Jeffrey led the American delegation in talks with the Turkish team headed by Deputy Foreign Minister Sedat Önal on July 22 as part of the Syria working group, which was established in early 2018 and held several meetings to discuss Syria-related issues.

Priority was given to joint efforts to set up a safe zone in northeastern Syria to protect the Turkish borders from the YPG/PYD terror group. The idea is to create a terror-free zone along this safe zone to be monitored and patrolled by Turkish and American troops.
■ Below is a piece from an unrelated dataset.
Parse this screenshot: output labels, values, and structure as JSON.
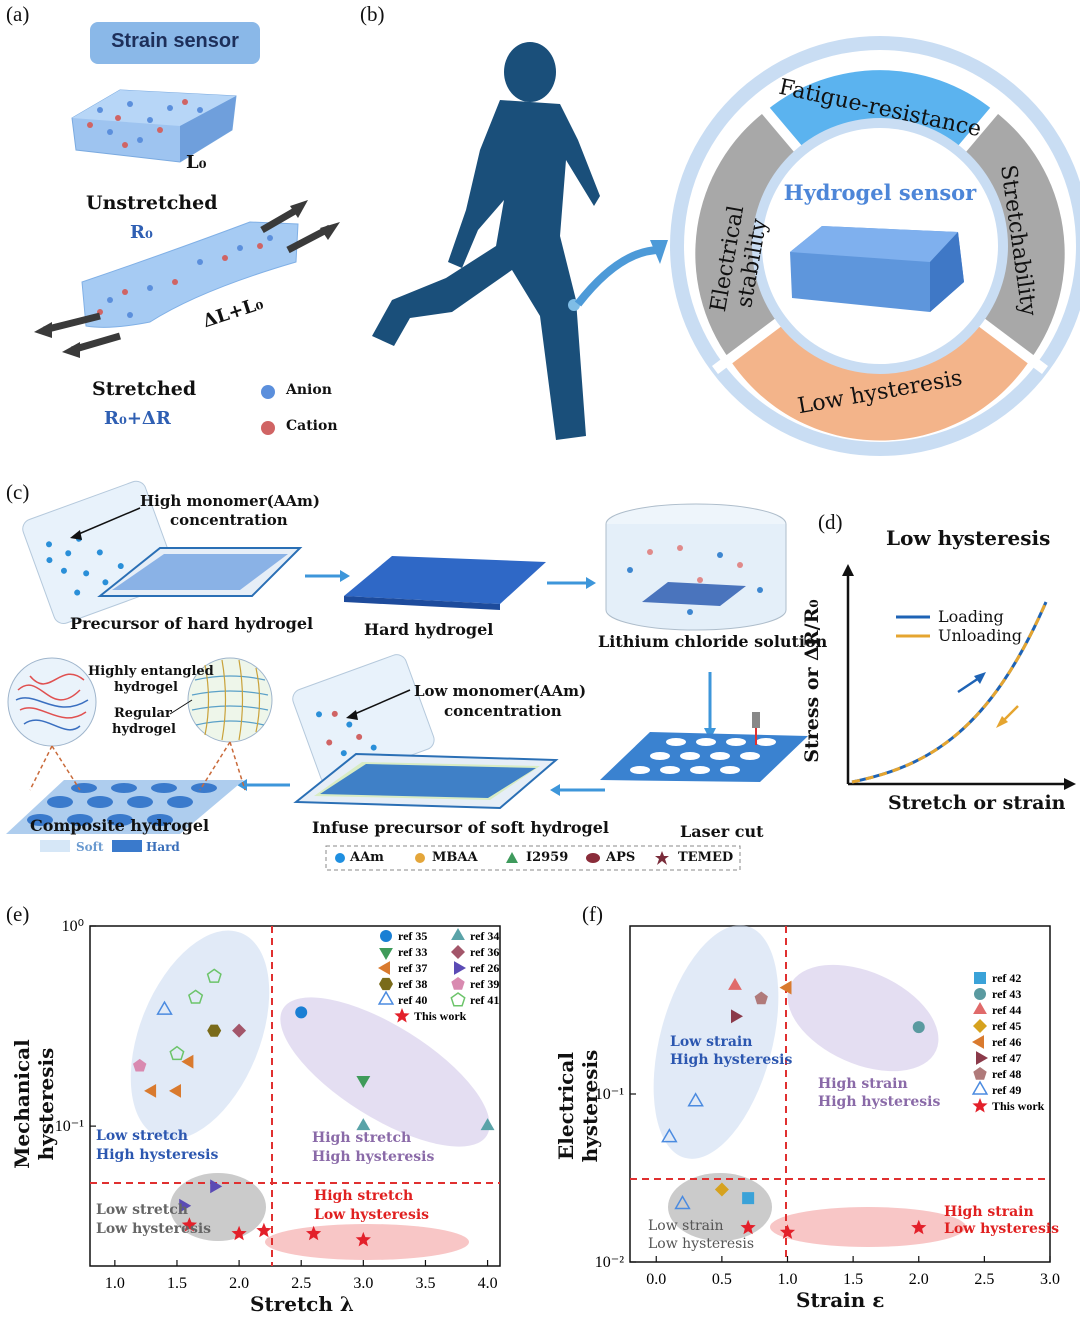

The two sides had traded their vision and proposals in regards to the safe zone in May. There are still differences in the main points about the safe zone, and Jeffrey’s talks will focus on narrowing the gaps between the proposals.

Turkey wants to have full control of the safe zone after all the YPG troops are withdrawn and all their facilities are destroyed. The depth of the safe zone should be around 30-40 kilometers so that no YPG troops can attack the Turkish border, Ankara says.

The United States, however, insists on an around 10 kilometer-deep safe zone with no permanent deployment of Turkish troops.